FAQs on Standard Costing vs. Budgetary Control: Features and Applications
1. What is the primary difference between standard costing and budgetary control?
The primary difference lies in their scope and focus. Standard costing is a technique focused on controlling the cost of production per unit of a product or service by setting standards and analysing variances. In contrast, budgetary control is a broader management tool concerned with the overall planning and control of a business's total operations and finances through budgets. Standard costing is intensive, focusing on specific costs, while budgetary control is extensive, covering all business functions.
2. What is standard costing and what are its key features?
Standard costing is a cost accounting technique that involves predetermining the expected cost of manufacturing a product or providing a service under normal operating conditions.

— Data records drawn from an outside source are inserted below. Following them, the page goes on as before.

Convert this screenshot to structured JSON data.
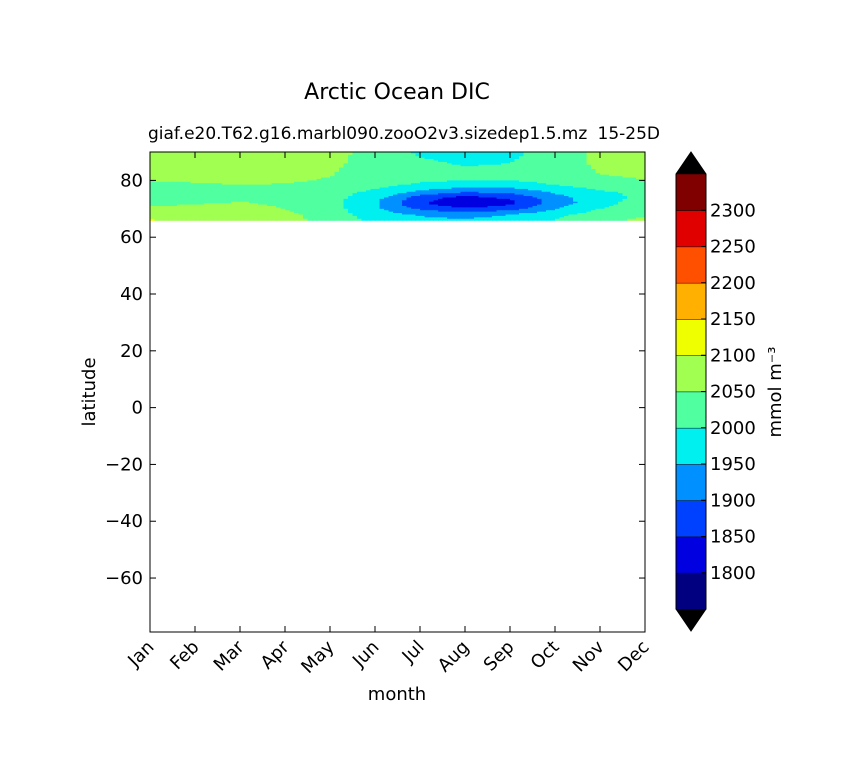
{
  "chart_data": {
    "type": "heatmap",
    "subtype": "filled-contour",
    "title": "Arctic Ocean DIC",
    "subtitle_left": "giaf.e20.T62.g16.marbl090.zooO2v3.sizedep1.5.mz",
    "subtitle_right": "15-25D",
    "xlabel": "month",
    "ylabel": "latitude",
    "x_tick_labels": [
      "Jan",
      "Feb",
      "Mar",
      "Apr",
      "May",
      "Jun",
      "Jul",
      "Aug",
      "Sep",
      "Oct",
      "Nov",
      "Dec"
    ],
    "y_ticks": [
      80,
      60,
      40,
      20,
      0,
      -20,
      -40,
      -60
    ],
    "y_tick_labels": [
      "80",
      "60",
      "40",
      "20",
      "0",
      "−20",
      "−40",
      "−60"
    ],
    "xlim": [
      1,
      12
    ],
    "ylim": [
      -79,
      90
    ],
    "data_lat_range": [
      66,
      90
    ],
    "grid": false,
    "colorbar": {
      "label": "mmol m⁻³",
      "levels": [
        1750,
        1800,
        1850,
        1900,
        1950,
        2000,
        2050,
        2100,
        2150,
        2200,
        2250,
        2300,
        2350
      ],
      "tick_values": [
        1800,
        1850,
        1900,
        1950,
        2000,
        2050,
        2100,
        2150,
        2200,
        2250,
        2300
      ],
      "tick_labels": [
        "1800",
        "1850",
        "1900",
        "1950",
        "2000",
        "2050",
        "2100",
        "2150",
        "2200",
        "2250",
        "2300"
      ],
      "colors": [
        "#000080",
        "#0000e0",
        "#0040ff",
        "#0090ff",
        "#00f0f0",
        "#50ffa0",
        "#a0ff50",
        "#f0ff00",
        "#ffb000",
        "#ff5000",
        "#e00000",
        "#800000"
      ],
      "extend": "both",
      "under_color": "#000000",
      "over_color": "#000000"
    },
    "lat_rows": [
      90,
      86,
      82,
      80,
      78,
      76,
      74,
      72,
      70,
      68,
      66
    ],
    "values": [
      [
        2070,
        2070,
        2070,
        2068,
        2060,
        2040,
        1990,
        1975,
        1985,
        2030,
        2060,
        2070
      ],
      [
        2070,
        2070,
        2070,
        2068,
        2058,
        2035,
        2010,
        1995,
        2000,
        2030,
        2058,
        2068
      ],
      [
        2062,
        2062,
        2062,
        2060,
        2052,
        2030,
        2020,
        2015,
        2015,
        2030,
        2050,
        2058
      ],
      [
        2052,
        2056,
        2058,
        2056,
        2046,
        2025,
        2010,
        2000,
        2000,
        2020,
        2040,
        2048
      ],
      [
        2030,
        2042,
        2048,
        2045,
        2035,
        2012,
        1985,
        1965,
        1965,
        1995,
        2018,
        2028
      ],
      [
        2015,
        2030,
        2040,
        2035,
        2020,
        1990,
        1940,
        1905,
        1915,
        1960,
        1995,
        2010
      ],
      [
        2025,
        2035,
        2045,
        2040,
        2020,
        1970,
        1875,
        1835,
        1860,
        1930,
        1985,
        2010
      ],
      [
        2040,
        2048,
        2052,
        2045,
        2015,
        1955,
        1855,
        1805,
        1835,
        1920,
        1985,
        2020
      ],
      [
        2058,
        2058,
        2058,
        2050,
        2020,
        1960,
        1890,
        1855,
        1880,
        1945,
        2000,
        2030
      ],
      [
        2080,
        2070,
        2070,
        2060,
        2030,
        1970,
        1945,
        1935,
        1950,
        1985,
        2025,
        2045
      ],
      [
        2105,
        2080,
        2075,
        2065,
        2035,
        1985,
        1960,
        1955,
        1965,
        2000,
        2040,
        2060
      ]
    ]
  }
}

Its key features as per the CBSE Class 12 Accountancy syllabus include:
- Setting pre-determined standards for material, labour, and overhead costs.
- Measuring the actual performance and costs incurred during production.

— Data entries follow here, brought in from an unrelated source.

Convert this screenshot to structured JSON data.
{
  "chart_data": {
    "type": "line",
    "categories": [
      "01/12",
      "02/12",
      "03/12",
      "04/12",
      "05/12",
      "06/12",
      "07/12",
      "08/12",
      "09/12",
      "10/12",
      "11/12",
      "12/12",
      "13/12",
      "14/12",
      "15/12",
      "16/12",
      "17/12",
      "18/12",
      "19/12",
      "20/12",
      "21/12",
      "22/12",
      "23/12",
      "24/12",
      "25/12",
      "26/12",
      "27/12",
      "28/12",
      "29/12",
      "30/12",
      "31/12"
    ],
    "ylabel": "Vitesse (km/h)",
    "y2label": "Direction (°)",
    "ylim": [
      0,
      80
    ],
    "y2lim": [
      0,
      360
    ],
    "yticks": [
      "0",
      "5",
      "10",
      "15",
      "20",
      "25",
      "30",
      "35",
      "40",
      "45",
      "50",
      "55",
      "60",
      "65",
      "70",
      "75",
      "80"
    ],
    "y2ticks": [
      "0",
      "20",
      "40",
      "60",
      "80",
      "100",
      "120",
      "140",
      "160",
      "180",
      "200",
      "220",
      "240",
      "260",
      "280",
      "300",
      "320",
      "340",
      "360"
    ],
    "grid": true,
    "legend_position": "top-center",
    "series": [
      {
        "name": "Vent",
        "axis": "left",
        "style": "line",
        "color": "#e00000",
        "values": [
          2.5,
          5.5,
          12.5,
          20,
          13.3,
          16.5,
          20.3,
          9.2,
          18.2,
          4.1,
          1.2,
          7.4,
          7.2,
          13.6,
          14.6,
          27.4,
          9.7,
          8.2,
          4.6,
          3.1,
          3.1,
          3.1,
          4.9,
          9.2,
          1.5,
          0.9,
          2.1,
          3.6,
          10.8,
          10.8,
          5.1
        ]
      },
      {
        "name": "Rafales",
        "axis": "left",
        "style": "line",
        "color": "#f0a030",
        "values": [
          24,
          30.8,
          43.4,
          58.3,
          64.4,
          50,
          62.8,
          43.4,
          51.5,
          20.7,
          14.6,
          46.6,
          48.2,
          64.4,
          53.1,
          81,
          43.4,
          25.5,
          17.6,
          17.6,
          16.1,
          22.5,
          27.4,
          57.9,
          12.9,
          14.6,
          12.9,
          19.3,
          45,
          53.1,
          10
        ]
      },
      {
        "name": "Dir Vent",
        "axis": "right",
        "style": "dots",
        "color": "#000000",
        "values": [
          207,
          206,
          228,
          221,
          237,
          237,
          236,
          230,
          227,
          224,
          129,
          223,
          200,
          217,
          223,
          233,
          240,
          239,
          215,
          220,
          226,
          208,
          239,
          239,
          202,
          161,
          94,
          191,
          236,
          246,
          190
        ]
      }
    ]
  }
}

- Comparing actual costs with standard costs to identify variances.
- Analysing these variances to take corrective action and improve operational efficiency.
3. What are the main objectives of implementing a budgetary control system?
The main objectives of a budgetary control system are to:
- Plan and coordinate the activities of different departments towards a common organisational goal.
- Control resources and costs by setting budget limits for various expenditures.
- Motivate employees by setting clear, achievable targets and defining responsibilities.
- Evaluate performance by systematically comparing actual results with budgeted figures.
- Ensure the organisation achieves its overall profitability and strategic objectives for the financial year.
4. In which type of industries are standard costing and budgetary control most commonly applied?
Standard costing is most critically applied in manufacturing industries with repetitive and uniform production processes, such as automobile, chemical, and consumer goods manufacturing, where controlling per-unit cost is vital. Budgetary control, however, is universally applicable to all types of organisations, including manufacturing, service, educational institutions, and non-profit entities, as it helps in overall financial planning and management.
5. How does the scope of standard costing differ from that of budgetary control?
The scope of standard costing is micro and specific, focusing primarily on the cost elements of production (material, labour, overheads) for a single product or process. It is a detailed tool used within the cost accounting function. In contrast, the scope of budgetary control is macro and comprehensive. It encompasses all functional areas of an organisation, including sales, production, finance, and administration, making it a key strategic tool for top management.
6. Why might a company use both standard costing and budgetary control together?
A company uses both techniques together because they are complementary, not mutually exclusive. Standard costing provides the detailed, per-unit cost data (the standards) that are essential for preparing accurate and realistic production and cost budgets within the budgetary control system. While budgetary control sets the overall financial plan, standard costing provides the mechanism to control the day-to-day operational efficiency required to meet that plan. Together, they create a powerful system for both strategic planning and operational control.
7. Which technique is better for measuring operational efficiency versus overall financial performance?
Standard costing is superior for measuring operational efficiency. By analysing variances between standard and actual costs for materials and labour, it provides precise insights into how well resources are being utilised in the production process. Conversely, budgetary control is better for assessing overall financial performance. It compares the actual financial results (total revenue, expenses, and profit) of the entire organisation against the planned budget, giving a high-level view of financial health and goal achievement.